During my undergraduate clinical training in stuttering problems, I encountered a woman with a stuttering problem who had achieved a certain notoriety at our university speech clinic. She, someone in her mid-30's who worked as a secretary in a large firm, had learned each of Van Riper's various stuttering control techniques. She would proudly demonstrate her mastery of their mechanics behind closed doors in treatment but nowhere else because, in her words, "They don't feel natural." Marcy, not her real name, showed that changing the mechanics of speech is not synonymous with personal change, although it can certainly lead to that.
Those of us with stuttering problems come to know changing how we talk then changing how we communicate can change our lives. And, as paradoxical as it first may seem, we sometimes choose to keep our lives just as they are even though doing so means continuing to experience the fear, shame, and embarrassment of stuttering we detest because, fundamentally, we are comfortable (e.g., Myss, 1998). Although our lives, like everyone else's, are not always pleasant, they are fairly predictable. We've got them under control, at least most of the time. And that is what so many of us crave, especially in these uncertain times. We want to know where we will be having breakfast today, what we'll be doing Sunday morning, where we will shop Friday after work, when we will be vacationing, and so on. If we change how we communicate, we will change how we live. We may change jobs. We may change relationships. We may change locales. The winds of change may transport us to a very different life gradually or swiftly. We can not be sure. That is why change requires courage and endurance, the courage to let go of the past to move into an uncertain future along an unknown path and the commitment to take the ride as far as it goes for as long as it takes. As long as we prefer the comfort of the known over the risk of the unknown, we will not sincerely work for the change we say we would like to have.

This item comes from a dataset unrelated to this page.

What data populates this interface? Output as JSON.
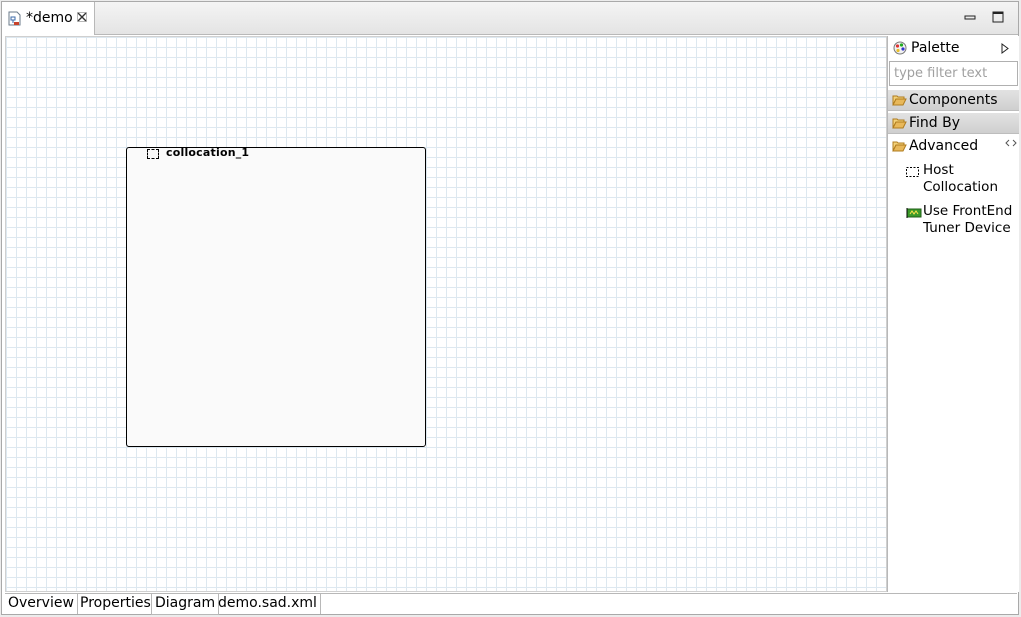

We will change, nevertheless. That is inevitable. We will become both more and less like we currently are. Our habits will grow stronger until our physical and, perhaps, our mental capacities will grow weaker. Our circumstances will change. Friends and loved ones will move away. Some will die. New people will become important. Work outside the home will change or end. We may develop hobbies that engage us. Nothing about us will stay the same except, perhaps, for a while, our perceptions of how our life is and should be. Until we change them, we will fundamentally live as we have until the very end (e.g., Byrne, 2006; Chess and Thomas, 2005; Hellman, 1973; Myss, 1998; Silverman, 2006; Steiner, 1994). Remember:
"A foolish consistency is the hob-goblin of little minds, adored by little statesmen and philosophers."
- - - Ralph Waldo Emerson
Self-Reliance in Essays, Second Series (1847)
REFERECES
Byrne, R, Ed. (2006). The Secret. New York: Atria Books.
Chess, S. and Thomas, A., (2005). Temperament in Clinical Practice. New York: The Guilford Press.
Hellman, L. (1973). Pentimento. Boston: Little, Brown, and Company.
Myss, C. (1998). Why People Don't Heal and How They Can. New York: Three Rivers Press.
Silverman, E.-M. (2006). "Mind Matters". Presented at the 9th Annual International ISAD Online Conference, October.
Silverman, E.-M., (2001). Jason's Secret. Indianapolis: 1st Books.
Steiner, C. (1994). Scripts People Live. New York: Grove/Atlantic Press.